Back in the dressing room there were the usual warm hugs from those I knew and those I didn’t know. Frank came in last of all. “You are a good first nighter” he said with a twinkle in his eye. Knowing his enormous propensity for understatement his comment meant more to me that all the superlatives showered on me by other visitors.
Incredibly enough, the notices in the Oxford papers were excellent. Came the Sunday and joy of joys, Ken Tynan’s highly flattering notice in the Observer describing me as an Olivier in the body of Anthony Quinn lifted me to recline on a heavenly rainbow. I wish I hadn’t lost that review.

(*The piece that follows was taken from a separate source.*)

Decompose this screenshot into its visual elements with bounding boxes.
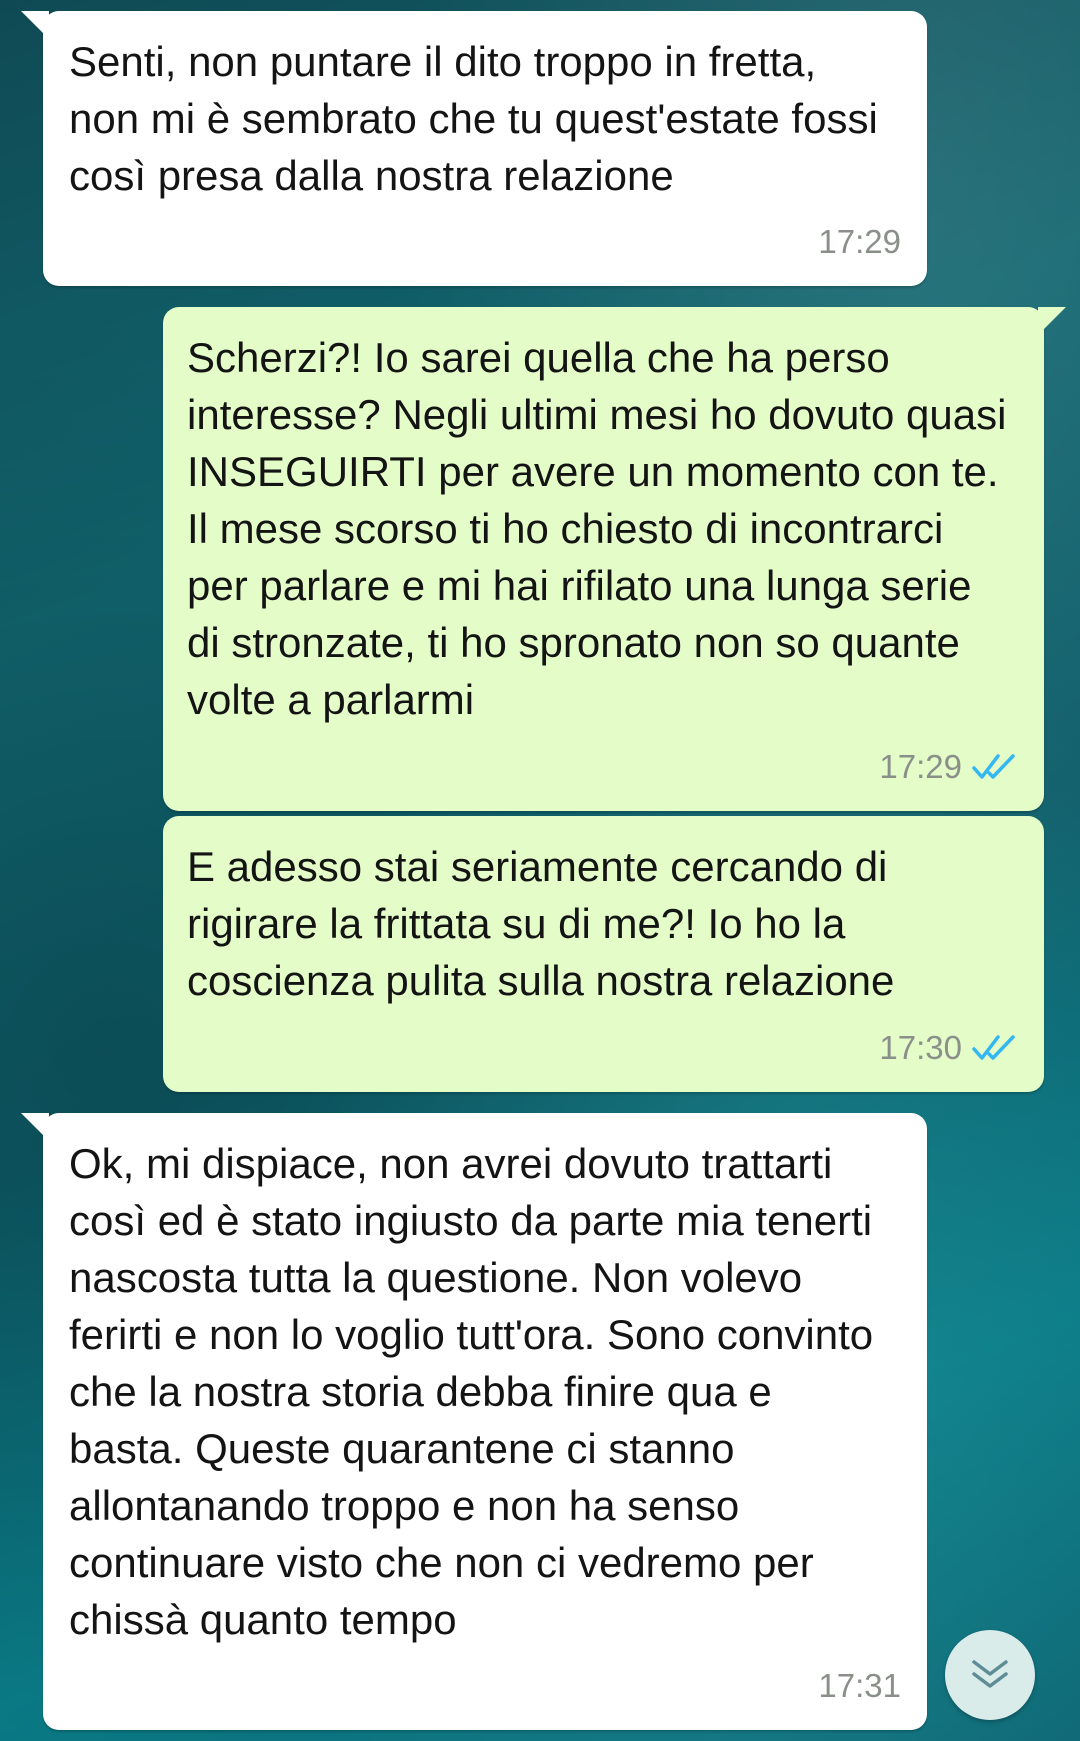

Fifty years ago to this day I was launched into a career which has provided me with ecstasies as well as devastating disappointments, a career that I would not swap for all the tea in China.
* * * * *
There have been times when I have been tempted to write my memoirs (you have to be pretty old to write memoirs; younger people write ‘stories’ like: ‘The Ian Botham story’ The Douglas Bader Story etc) but I hesitate because I haven’t seriously offended the celebrities that I have known. As Miles Kington, my favourite satirist says, your life story only ever gets mentioned in the media if you offend someone. “The media interviews the offended person and you get a lot free publicity”.
More than anything else I am put off by the prospect of writing a book with the marked price of £24.95 (the average price for a standard 375 page autobiography) relegated to a bargain shop within a week and, along with My Life and Times by the Archbishop of Lower Edmonton, is now being offered at £2 a copy.